Chinchilla Scaling (Hoffmann et al., 2022)

Previous approach (GPT-3 era): make models as big as possible. Chinchilla showed: for a fixed compute budget, train a smaller model on more data.

Model Parameters Training Tokens Approach
GPT-3 175B 300B Over-parameterized
Chinchilla 70B 1.4T Compute-optimal
Llama 3 70B 15T Over-trained (inference-optimal)
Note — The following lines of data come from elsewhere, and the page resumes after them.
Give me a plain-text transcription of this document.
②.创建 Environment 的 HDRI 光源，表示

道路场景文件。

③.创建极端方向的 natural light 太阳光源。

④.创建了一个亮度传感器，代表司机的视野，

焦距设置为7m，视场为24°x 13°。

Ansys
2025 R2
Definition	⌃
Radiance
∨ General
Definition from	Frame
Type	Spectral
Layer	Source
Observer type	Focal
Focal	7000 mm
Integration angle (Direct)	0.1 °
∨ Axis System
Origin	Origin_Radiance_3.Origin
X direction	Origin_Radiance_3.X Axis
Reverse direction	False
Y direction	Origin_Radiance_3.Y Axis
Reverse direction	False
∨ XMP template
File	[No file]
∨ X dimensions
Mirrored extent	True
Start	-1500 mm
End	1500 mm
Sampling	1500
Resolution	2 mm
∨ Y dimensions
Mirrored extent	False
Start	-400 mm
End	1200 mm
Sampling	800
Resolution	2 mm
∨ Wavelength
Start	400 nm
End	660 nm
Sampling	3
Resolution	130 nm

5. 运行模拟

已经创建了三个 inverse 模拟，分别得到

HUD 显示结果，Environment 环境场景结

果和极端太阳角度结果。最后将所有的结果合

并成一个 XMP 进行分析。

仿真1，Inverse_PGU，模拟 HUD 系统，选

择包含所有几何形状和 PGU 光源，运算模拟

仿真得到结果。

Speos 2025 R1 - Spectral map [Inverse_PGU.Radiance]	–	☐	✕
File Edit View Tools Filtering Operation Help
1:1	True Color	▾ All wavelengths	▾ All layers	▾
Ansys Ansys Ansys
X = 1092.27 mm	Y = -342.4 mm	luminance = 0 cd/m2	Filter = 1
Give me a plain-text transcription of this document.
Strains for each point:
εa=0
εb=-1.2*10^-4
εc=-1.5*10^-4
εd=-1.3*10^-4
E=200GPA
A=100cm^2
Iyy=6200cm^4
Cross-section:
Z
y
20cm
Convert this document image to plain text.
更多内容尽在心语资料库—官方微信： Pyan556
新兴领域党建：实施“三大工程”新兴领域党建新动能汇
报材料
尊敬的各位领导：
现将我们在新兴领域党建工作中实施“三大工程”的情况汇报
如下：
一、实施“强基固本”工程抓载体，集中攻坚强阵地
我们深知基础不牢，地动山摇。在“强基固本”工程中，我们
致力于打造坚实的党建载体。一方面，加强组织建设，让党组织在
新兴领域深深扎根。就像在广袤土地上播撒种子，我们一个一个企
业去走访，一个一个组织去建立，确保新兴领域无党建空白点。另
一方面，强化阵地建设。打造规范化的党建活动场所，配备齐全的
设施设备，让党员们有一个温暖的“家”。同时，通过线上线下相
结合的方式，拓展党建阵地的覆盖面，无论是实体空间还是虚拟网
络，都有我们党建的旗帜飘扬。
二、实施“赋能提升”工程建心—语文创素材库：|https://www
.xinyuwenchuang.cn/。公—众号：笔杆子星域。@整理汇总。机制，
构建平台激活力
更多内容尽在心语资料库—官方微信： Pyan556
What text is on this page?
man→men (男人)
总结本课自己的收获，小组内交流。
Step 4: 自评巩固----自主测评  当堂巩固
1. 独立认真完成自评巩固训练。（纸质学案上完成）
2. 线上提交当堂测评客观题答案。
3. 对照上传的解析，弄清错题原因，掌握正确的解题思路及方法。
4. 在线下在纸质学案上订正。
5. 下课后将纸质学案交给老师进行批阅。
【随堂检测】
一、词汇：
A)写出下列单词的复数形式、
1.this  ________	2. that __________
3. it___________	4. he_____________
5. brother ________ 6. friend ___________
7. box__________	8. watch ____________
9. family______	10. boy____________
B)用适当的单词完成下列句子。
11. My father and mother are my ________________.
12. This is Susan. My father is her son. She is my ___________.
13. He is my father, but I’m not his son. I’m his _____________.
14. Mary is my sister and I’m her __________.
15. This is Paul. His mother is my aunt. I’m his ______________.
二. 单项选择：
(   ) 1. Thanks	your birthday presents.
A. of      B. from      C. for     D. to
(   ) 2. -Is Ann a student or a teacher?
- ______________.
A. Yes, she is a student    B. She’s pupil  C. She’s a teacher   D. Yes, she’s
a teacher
Current trend: Over-train smaller models beyond Chinchilla-optimal. The extra training cost pays off because inference is cheaper with smaller models.

Distillation

Compress knowledge from a large "teacher" model into a smaller "student" model.

How It Works

  1. Run teacher model on a large dataset, collect output distributions
  2. Train student to match teacher's output distributions (not just hard labels)
  3. Student learns the teacher's "dark knowledge" — which wrong answers are almost right

Why It Matters

  • Qwen 2.5 14B performs well because it's distilled from larger Qwen models
  • DeepSeek-R1 distilled reasoning chains into smaller models
  • This is how you get good local models on consumer hardware

Quantization

Reduce model precision to save memory and speed up inference.

Format Bits Quality Use Case
FP16 16 Full Training, high-end serving
INT8 8 ~99% Production serving
INT4 (GPTQ/AWQ) 4 ~95% Consumer GPUs
GGUF Q4_K_M ~4.5 ~96% CPU/Mac inference via llama.cpp

My setup: Qwen 2.5 14B Q4_K_M via Ollama on M-series Mac — 9GB, fast enough for issue screening.